Coinbase could be on the brink of the SEC hammer- but why
The Securities and Exchange Commission (SEC) is set on a mission, and the next target of this mission turns out to be the leading cryptocurrency exchange, Coinbase.
Just last week, the SEC filed a lawsuit against the organization’s former product manager, his brother, and his friend on account of insider trading.
Before then, the company had laid off over 20% of its staff—citing overhiring. However, it seems that it’s the season of recurring problems for the Brian Armstrong-led firm.
According to reports from Bloomberg, the SEC is looking into Coinbase for allegedly listing securities on its exchange.
True or false?
Based on the report, the SEC was investigating Coinbase for allowing U.S. residents to trade assets that should have been registered as securities on its platform.
Interestingly, the accusation could be a follow-up on the insider trading case of the former employee. The SEC claimed that it found nine tokens that should have been registered as securities during its investigation. For this reason, the Coinbase company at large could be indicted.
In 2021, SEC chair Gary Gensler called for Coinbase to register as a securities exchange. However, Coinbase CEO Brian Armstrong declined. He stated that listing every token legally had its downsides and could affect the crypto ecosystem.
The company’s chief policy officer, Faryar Shirzad, supported his statement as he accused the SEC of a shady regulatory procedure.
So, what has Coinbase said about this new allegation?
Clearing the air
At the time of writing, Coinbase had not publicly responded to the probe. However, it seemed that the company expected the issue to create a brawl as it had released two separate statements— one on listing securities and the other on feasible crypto regulations.

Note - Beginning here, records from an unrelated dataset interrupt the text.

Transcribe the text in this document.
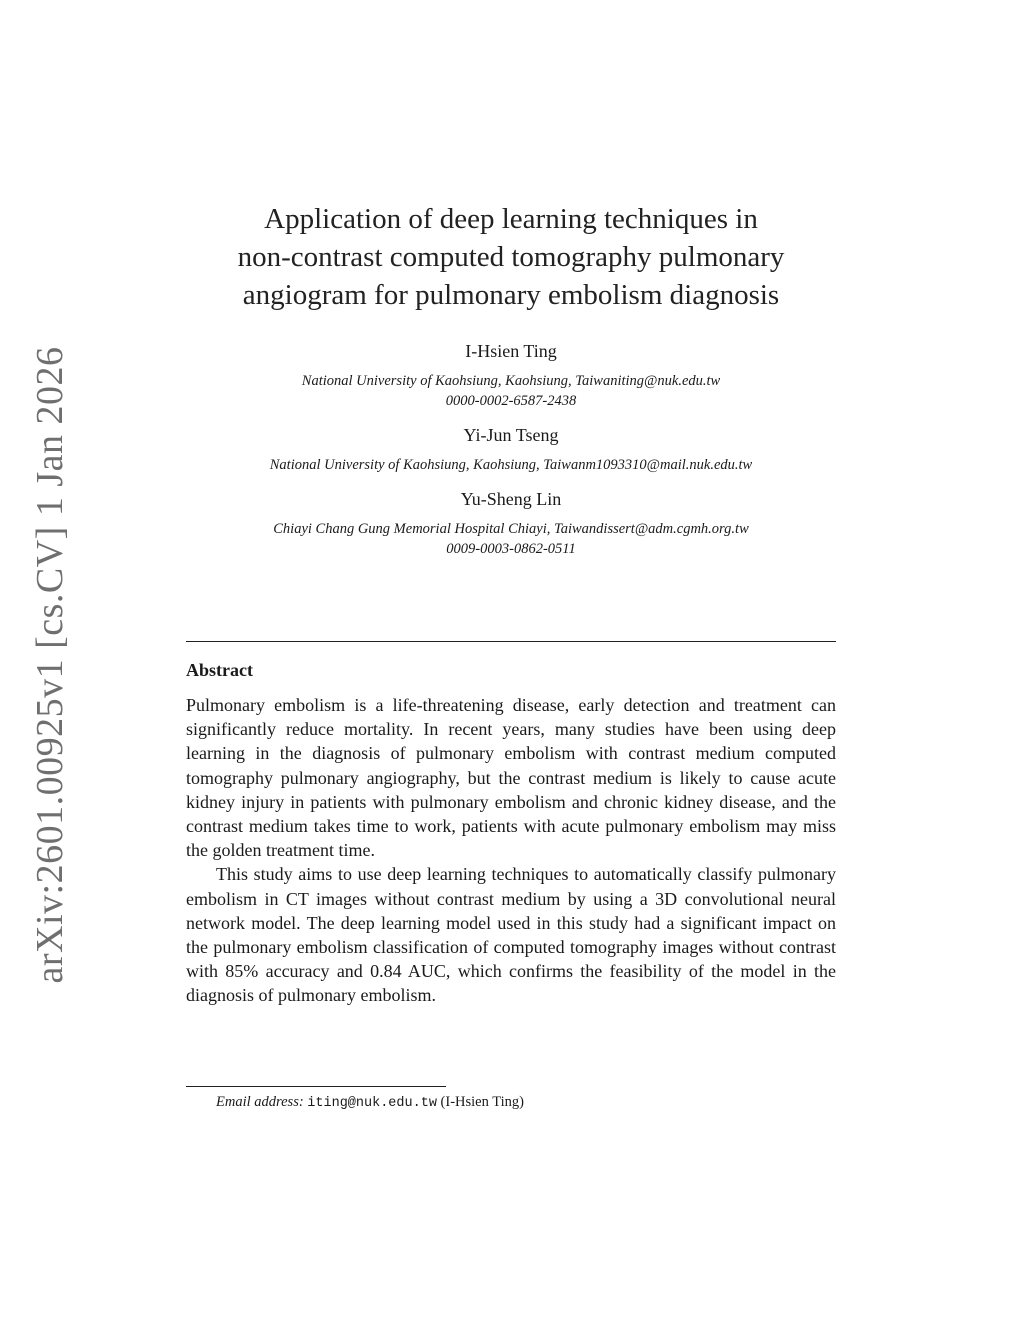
arXiv:2601.00925v1 [cs.CV] 1 Jan 2026
Application of deep learning techniques in
non-contrast computed tomography pulmonary
angiogram for pulmonary embolism diagnosis
I-Hsien Ting
National University of Kaohsiung, Kaohsiung, Taiwaniting@nuk.edu.tw
0000-0002-6587-2438
Yi-Jun Tseng
National University of Kaohsiung, Kaohsiung, Taiwanm1093310@mail.nuk.edu.tw
Yu-Sheng Lin
Chiayi Chang Gung Memorial Hospital Chiayi, Taiwandissert@adm.cgmh.org.tw
0009-0003-0862-0511
Abstract

Pulmonary embolism is a life-threatening disease, early detection and treatment can significantly reduce mortality. In recent years, many studies have been using deep learning in the diagnosis of pulmonary embolism with contrast medium computed tomography pulmonary angiography, but the contrast medium is likely to cause acute kidney injury in patients with pulmonary embolism and chronic kidney disease, and the contrast medium takes time to work, patients with acute pulmonary embolism may miss the golden treatment time.

This study aims to use deep learning techniques to automatically classify pulmonary embolism in CT images without contrast medium by using a 3D convolutional neural network model. The deep learning model used in this study had a significant impact on the pulmonary embolism classification of computed tomography images without contrast with 85% accuracy and 0.84 AUC, which confirms the feasibility of the model in the diagnosis of pulmonary embolism.

Email address: iting@nuk.edu.tw (I-Hsien Ting)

In the latter statement, the company stated that crypto differed from stocks and should not follow the same regulatory process. While calling on both parties to work together on a solution, it said,
“Coinbase believes that effective regulation benefits everyone — buyers, sellers, exchanges, and the U.S. financial system. We need the SEC to once again write the rules that will unleash the potential of U.S. capital markets, this time fueled by the benefits provided by crypto.”
Coinbase lists over 150 tokens, with the U.S. as one of its largest markets. The company had repeatedly claimed that it does not list securities and should not be on the SEC radar. However, the actions of the SEC on companies such as Ripple may leave Coinbase with no option but to face the probe.
Ripple CEO, Brad Garlinghouse, said in a recent interview that the SEC was not committed to providing regulation. Instead, they are interested in hunting crypto firms that are willing to cooperate. If the assumption is untrue or accurate, only the outcome of the Coinbase investigation would help clear the air.